Dr Shanshan Yao
Department of Mechanical & Aerospace Engineering
The Hong Kong University of Science and Technology
Dr Shanshan Yao obtained her Bachelor's degree from the Department of Materials of Science and Engineering at Xi'an Jiaotong University in 2014. She was the recipient of the National Scholarships for three years in a row while doing her Bachelor's degree. Then, she was awarded the prestigious Hong Kong PhD Fellowship from the Hong Kong Research Grants Council for PhD study at The Hong Kong University of Science and Technology. Shanshan has defended her PhD thesis under the supervision of Prof Jang-Kyo Kim in August 2018, and will be appointed as a Visiting Scholar in September 2018. Her research mainly focuses on novel anode materials for high-performance sodium ion batteries as well as applications of 2D materials for energy storage. She has solid experience in experimental skills including nanomaterial synthesis, battery testing, electrochemistry, advanced characterization tools such as XRD, XPS, FTIR, TGA, SEM, TEM, and associated analyses.Red P and Sb2S3 for Sustainable Energy Storage Systems: Performance and Mechanistic Insights
Ever-growing global electric energy storage demand arising from the booming markets of portable electronics, electric vehicles (EVs) and unmanned aerial vehicles motivates the development of safe, sustainable, and cost-effective energy storage systems with high energy/power densities and long cyclic life.
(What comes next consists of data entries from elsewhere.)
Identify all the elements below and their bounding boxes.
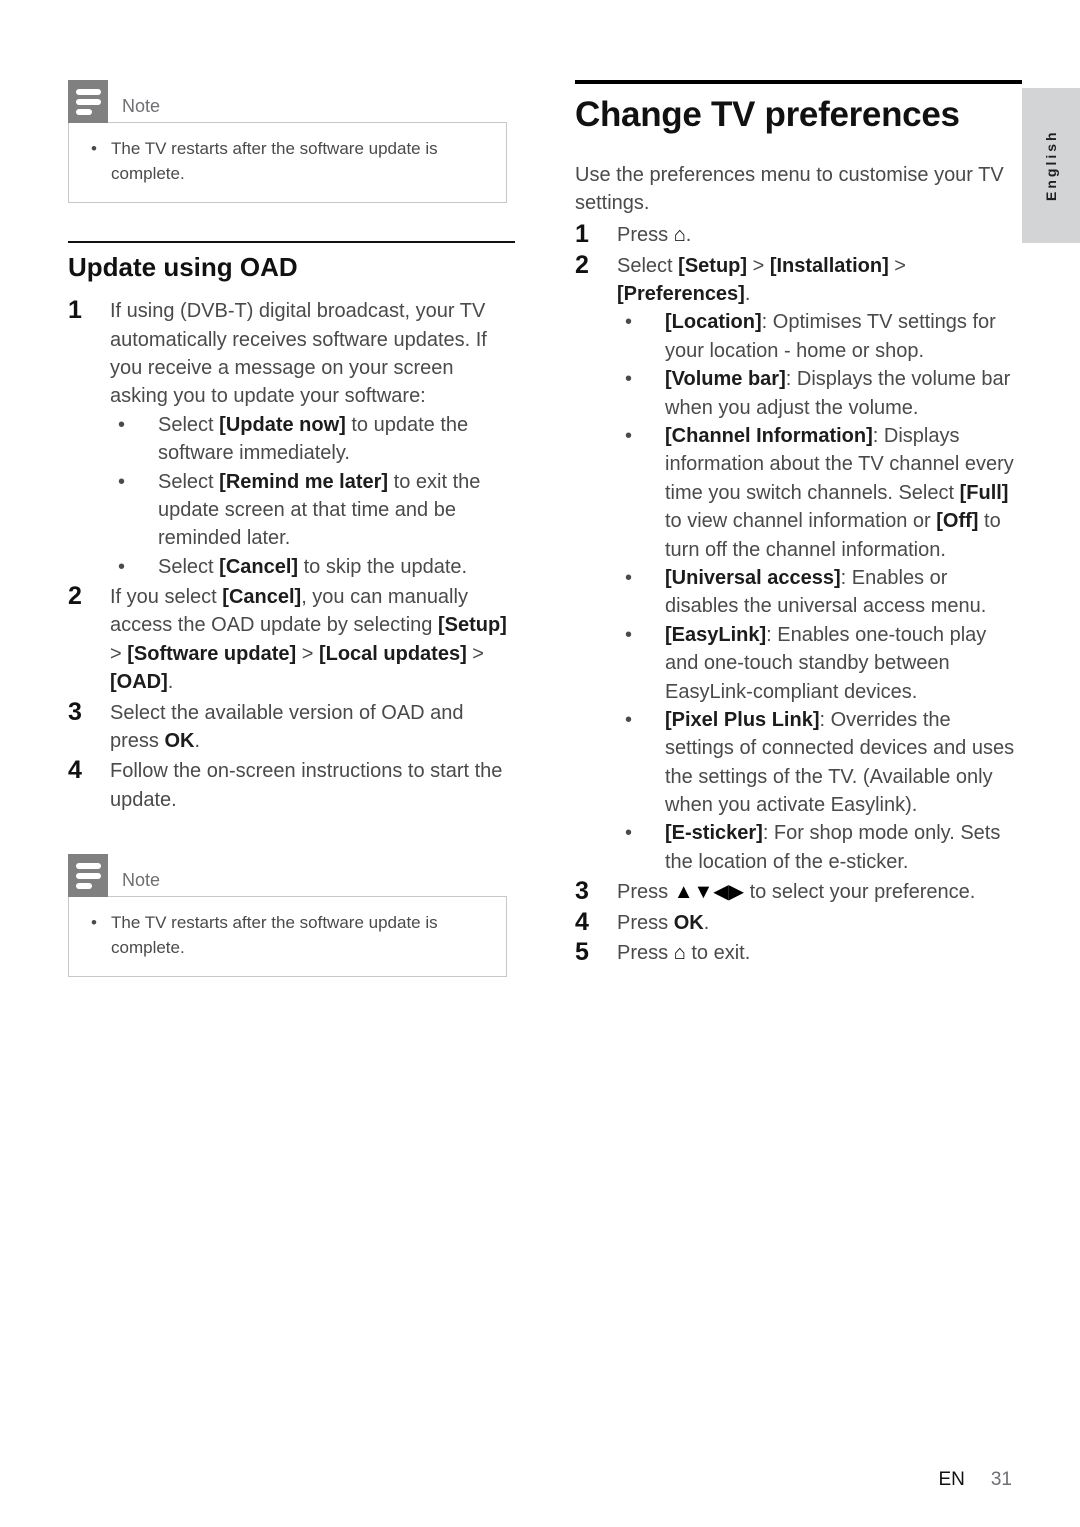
note-title: Note [122,870,161,891]
right-steps-top: 1 Press ⌂. 2 Select [Setup] > [Installat… [575,220,1022,877]
bullet-lead: Select [158,555,220,578]
note-item: The TV restarts after the software updat… [85,137,490,186]
page-footer: EN 31 [938,1469,1012,1491]
step-text: If using (DVB-T) digital broadcast, your… [110,300,487,408]
pref-name: [EasyLink] [665,623,767,646]
section-rule [68,241,515,244]
step-text: Press ▲▼◀▶ to select your preference. [617,881,976,904]
bullet-bold: [Update now] [219,413,346,436]
step-text: Follow the on-screen instructions to sta… [110,760,503,811]
pref-desc-2: to view channel information or [665,510,937,533]
step-number: 2 [575,250,589,279]
note-item: The TV restarts after the software updat… [85,911,490,960]
note-title: Note [122,96,161,116]
list-item: Select [Remind me later] to exit the upd… [110,468,515,553]
footer-page-number: 31 [990,1469,1012,1490]
pref-name: [Volume bar] [665,368,786,391]
step-number: 3 [575,877,589,906]
page-title: Change TV preferences [575,95,960,134]
step-item: 5 Press ⌂ to exit. [575,938,1022,967]
step-text: Press ⌂ to exit. [617,942,751,965]
language-tab-label: English [1043,129,1059,202]
right-steps-bottom: 3 Press ▲▼◀▶ to select your preference. … [575,877,1022,967]
pref-name: [E-sticker] [665,822,763,845]
home-icon: ⌂ [673,224,686,247]
pref-name: [Pixel Plus Link] [665,708,820,731]
left-column: Note The TV restarts after the software … [68,80,515,978]
list-item: [EasyLink]: Enables one-touch play and o… [617,621,1022,706]
step-number: 4 [575,907,589,936]
step-number: 3 [68,697,82,726]
chapter-rule [575,80,1022,84]
step-item: 3 Select the available version of OAD an… [68,697,515,756]
bullet-bold: [Cancel] [219,555,299,578]
bullet-lead: Select [158,470,220,493]
list-item: [E-sticker]: For shop mode only. Sets th… [617,819,1022,876]
step-item: 2 Select [Setup] > [Installation] > [Pre… [575,250,1022,877]
step-item: 3 Press ▲▼◀▶ to select your preference. [575,877,1022,906]
step-text: Press OK. [617,911,710,934]
step-text: If you select [Cancel], you can manually… [110,586,507,694]
section-heading: Update using OAD [68,252,298,283]
list-item: [Universal access]: Enables or disables … [617,564,1022,621]
list-item: Select [Cancel] to skip the update. [110,553,515,582]
step-item: 4 Press OK. [575,907,1022,937]
list-item: [Location]: Optimises TV settings for yo… [617,308,1022,365]
note-body: The TV restarts after the software updat… [68,122,507,204]
right-column: Change TV preferences Use the preference… [575,80,1022,969]
step-item: 1 If using (DVB-T) digital broadcast, yo… [68,296,515,582]
step-sub-bullets: Select [Update now] to update the softwa… [110,411,515,582]
note-header: Note [68,80,515,123]
step-number: 5 [575,938,589,967]
list-item: Select [Update now] to update the softwa… [110,411,515,468]
pref-name: [Location] [665,311,762,334]
note-header: Note [68,854,515,898]
bullet-tail: to skip the update. [298,555,468,578]
footer-language-code: EN [938,1469,965,1490]
note-icon [68,854,108,898]
pref-option-full: [Full] [959,481,1009,504]
step-number: 2 [68,582,82,611]
intro-paragraph: Use the preferences menu to customise yo… [575,163,1004,214]
list-item: [Volume bar]: Displays the volume bar wh… [617,365,1022,422]
home-icon: ⌂ [673,942,686,965]
list-item: [Channel Information]: Displays informat… [617,422,1022,564]
step-number: 1 [68,296,82,325]
note-box-bottom: Note The TV restarts after the software … [68,854,515,978]
note-icon [68,80,108,123]
preference-bullets: [Location]: Optimises TV settings for yo… [617,308,1022,876]
bullet-bold: [Remind me later] [219,470,389,493]
step-item: 1 Press ⌂. [575,220,1022,249]
step-text: Press ⌂. [617,224,692,247]
bullet-lead: Select [158,413,220,436]
pref-name: [Channel Information] [665,425,873,448]
step-text: Select [Setup] > [Installation] > [Prefe… [617,254,906,306]
list-item: [Pixel Plus Link]: Overrides the setting… [617,706,1022,820]
pref-name: [Universal access] [665,566,841,589]
document-page: English Note The TV restarts after the s… [0,0,1080,1527]
step-number: 4 [68,756,82,785]
step-item: 4 Follow the on-screen instructions to s… [68,756,515,814]
note-box-top: Note The TV restarts after the software … [68,80,515,204]
dpad-icon: ▲▼◀▶ [673,881,745,904]
pref-option-off: [Off] [936,510,979,533]
step-number: 1 [575,220,589,249]
language-tab: English [1022,88,1080,243]
left-steps-list: 1 If using (DVB-T) digital broadcast, yo… [68,296,515,814]
step-item: 2 If you select [Cancel], you can manual… [68,582,515,697]
note-body: The TV restarts after the software updat… [68,896,507,978]
step-text: Select the available version of OAD and … [110,701,464,753]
Apart from the conventional lithium ion batteries (LIBs), sodium ion batteries (SIBs) and lithium sulfur batteries (LSBs) exhibit great potentials as alternative candidates for next-generation batteries due to the much cheaper precursor materials, environmental benignity and electrochemical performance comparable to LIBs. In order to realize their successful applications to power EVs and smart grids in the near future, it is essential to develop energy storage materials with abundant resources, rationally designed functional and structural features and excellent structural stabilities. This thesis focuses mainly on exploring novel energy storage nanomaterials based on group-15 elements, e.g., red P and Sb2S3, in an effort to mitigate the critical challenges known to rechargeable batteries and accelerate their practical commercialization. Nanocarbons are appropriately introduced to fabricate various nanocomposites with sophisticated microstructures and improved electrochemical properties. Different nanomaterials are rationally designed and prepared: namely, the HPCNS/P composite, the SSNS/C composite, and the 2D Sb2S3 nanosheets and SSNS/CNT composites. Combing the cutting-edge experimental techniques, such as ex situ XRD and in situ TEM/SAED, with theoretical calculations, the underlying relationship between the microstructural features and electrochemical properties are well established. This PhD research work may shed new light on the knowledge in the subject area and enable the application of these electrode materials in sustainable energy storage systems.